//

Aides à la presse : « la transparence est nécessaire pour une véritable équité », insiste Huguette Bello

10 min de lecture
60

A travers un communiqué, la Région Réunion avait souhaité apporter en décembre dernier quelques précisions relatives aux aides à la presse, suite aux doléances exprimées par le Journal de l’Ile arguant qu’un manque d’équité était en cours pour les subventions régionales pour la presse écrite.
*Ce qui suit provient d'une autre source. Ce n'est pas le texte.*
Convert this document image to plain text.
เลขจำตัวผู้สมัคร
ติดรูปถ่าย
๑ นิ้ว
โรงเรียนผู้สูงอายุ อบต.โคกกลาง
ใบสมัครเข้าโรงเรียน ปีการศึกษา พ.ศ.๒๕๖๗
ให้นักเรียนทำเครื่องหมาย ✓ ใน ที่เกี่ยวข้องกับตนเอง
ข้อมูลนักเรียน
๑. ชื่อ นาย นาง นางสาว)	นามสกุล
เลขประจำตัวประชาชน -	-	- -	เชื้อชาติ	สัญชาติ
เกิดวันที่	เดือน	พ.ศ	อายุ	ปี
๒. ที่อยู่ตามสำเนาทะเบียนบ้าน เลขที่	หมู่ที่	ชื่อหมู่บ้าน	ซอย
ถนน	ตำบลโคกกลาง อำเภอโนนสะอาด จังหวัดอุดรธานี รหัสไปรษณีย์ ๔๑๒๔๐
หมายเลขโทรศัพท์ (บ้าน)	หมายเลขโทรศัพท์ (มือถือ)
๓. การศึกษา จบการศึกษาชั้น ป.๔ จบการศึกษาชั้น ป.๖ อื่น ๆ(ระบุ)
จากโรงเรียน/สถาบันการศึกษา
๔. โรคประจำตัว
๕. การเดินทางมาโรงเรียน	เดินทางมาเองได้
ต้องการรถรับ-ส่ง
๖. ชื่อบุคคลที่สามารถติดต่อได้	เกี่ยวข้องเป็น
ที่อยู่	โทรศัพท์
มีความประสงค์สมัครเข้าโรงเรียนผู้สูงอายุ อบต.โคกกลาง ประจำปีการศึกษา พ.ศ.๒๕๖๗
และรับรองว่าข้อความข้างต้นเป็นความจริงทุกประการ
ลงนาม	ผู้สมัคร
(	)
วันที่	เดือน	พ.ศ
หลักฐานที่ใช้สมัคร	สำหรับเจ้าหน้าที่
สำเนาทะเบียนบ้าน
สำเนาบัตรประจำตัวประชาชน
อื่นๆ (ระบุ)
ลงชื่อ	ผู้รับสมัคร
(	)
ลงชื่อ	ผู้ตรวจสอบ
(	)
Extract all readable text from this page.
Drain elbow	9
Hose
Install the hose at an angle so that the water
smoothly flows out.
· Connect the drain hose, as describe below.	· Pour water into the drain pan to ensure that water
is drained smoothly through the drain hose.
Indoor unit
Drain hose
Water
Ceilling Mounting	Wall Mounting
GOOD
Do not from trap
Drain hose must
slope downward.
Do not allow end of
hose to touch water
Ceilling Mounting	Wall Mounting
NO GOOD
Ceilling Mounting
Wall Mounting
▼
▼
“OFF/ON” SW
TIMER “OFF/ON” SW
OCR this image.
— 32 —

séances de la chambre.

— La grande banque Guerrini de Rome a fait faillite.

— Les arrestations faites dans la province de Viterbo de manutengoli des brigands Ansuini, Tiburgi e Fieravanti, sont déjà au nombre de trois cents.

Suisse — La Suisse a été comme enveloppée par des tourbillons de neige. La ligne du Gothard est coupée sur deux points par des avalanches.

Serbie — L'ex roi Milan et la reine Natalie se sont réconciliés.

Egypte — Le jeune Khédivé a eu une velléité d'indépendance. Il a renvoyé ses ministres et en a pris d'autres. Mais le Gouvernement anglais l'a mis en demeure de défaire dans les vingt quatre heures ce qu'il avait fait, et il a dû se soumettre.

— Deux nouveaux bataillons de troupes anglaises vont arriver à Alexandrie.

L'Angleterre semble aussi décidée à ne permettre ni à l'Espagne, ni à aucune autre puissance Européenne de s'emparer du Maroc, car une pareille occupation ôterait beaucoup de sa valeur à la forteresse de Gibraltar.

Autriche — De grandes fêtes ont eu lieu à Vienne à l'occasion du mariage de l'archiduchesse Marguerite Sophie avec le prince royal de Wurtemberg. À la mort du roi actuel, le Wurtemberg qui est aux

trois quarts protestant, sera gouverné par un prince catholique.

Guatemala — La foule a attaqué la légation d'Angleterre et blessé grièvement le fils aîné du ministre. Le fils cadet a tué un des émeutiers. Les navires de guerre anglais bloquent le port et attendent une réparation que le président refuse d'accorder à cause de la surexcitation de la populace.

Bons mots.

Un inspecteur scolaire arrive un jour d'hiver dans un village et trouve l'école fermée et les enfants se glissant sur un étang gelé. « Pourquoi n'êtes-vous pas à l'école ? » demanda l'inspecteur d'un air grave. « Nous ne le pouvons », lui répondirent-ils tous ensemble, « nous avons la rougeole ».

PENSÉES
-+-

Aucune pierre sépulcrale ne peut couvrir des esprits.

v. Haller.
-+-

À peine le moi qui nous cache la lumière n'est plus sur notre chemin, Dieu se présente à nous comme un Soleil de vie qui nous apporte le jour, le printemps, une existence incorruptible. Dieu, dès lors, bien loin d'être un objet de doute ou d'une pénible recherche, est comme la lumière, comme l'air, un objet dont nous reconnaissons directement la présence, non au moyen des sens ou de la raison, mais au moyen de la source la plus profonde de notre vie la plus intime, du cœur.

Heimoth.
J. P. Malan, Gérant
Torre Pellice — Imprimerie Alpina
Voici le communiqué dans son intégralité :

L’attribution d’une subvention régionale de 600 000 euros au Quotidien a pu soulever chez certains des interrogations sur la question de l’équité. Sur la période de 2017 à 2022, le Journal de l’île a perçu de la Région 5 millions 321 mille 618 euros et 64 centimes. Sur cette même période, le Quotidien a perçu 3 millions 461 mille 315 euros et 12 centimes. À ce jour, le JIR a perçu 1 860 303, 52 euros de plus que le Quotidien. En prenant en compte le versement à venir des 600 000 euros au Quotidien, le différentiel entre le JIR et le Quotidien est de 1 260 303,52 euros en faveur du JIR. Force est de constater, à la lumière de ces chiffres, que l’argument de l’équité ne tient pas. Par ailleurs, la collectivité régionale tient à rappeler que le JIR a bénéficié d’une remise de 70% de ses dettes en 2018 puis d’un écrasement de sa dette en 2020 à travers la création d’une nouvelle société et d’une subvention régionale exceptionnelle de 1,5 million d’euros. Deux ans plus tard, au regard de cette situation qui était extrêmement favorable et sans commune mesure avec la situation de la plupart des entreprises de l’île, il est légitime de s’interroger sur les nouvelles difficultés financières rencontrées par le JIR. En tout état de cause, la transparence sur l’utilisation de ces fonds publics doit être faite. À ce jour, la Région n’a pas obtenu toutes les justifications nécessaires. En l’état, les premiers éléments communiqués soulèvent des interrogations légitimes. S’agissant de la nouvelle demande du JIR, celle-ci est actuellement en cours d’instruction. Dans ce cadre, la Région a adressé par courrier, en date du 12 décembre 2023, une demande de pièces complémentaires nécessaires à cette instruction. Il est bien évident que l’examen de la nouvelle demande est inséparable de la transparence à faire sur l’utilisation de la précédente subvention. Enfin, la Région tient à souligner que l’égalité de traitement n’ouvre pas un droit à la subvention automatique dont le montant doit reposer sur des éléments factuels et que toute demande exige une instruction complète du dossier, avant toute saisine éventuelle des instances délibérantes de la collectivité.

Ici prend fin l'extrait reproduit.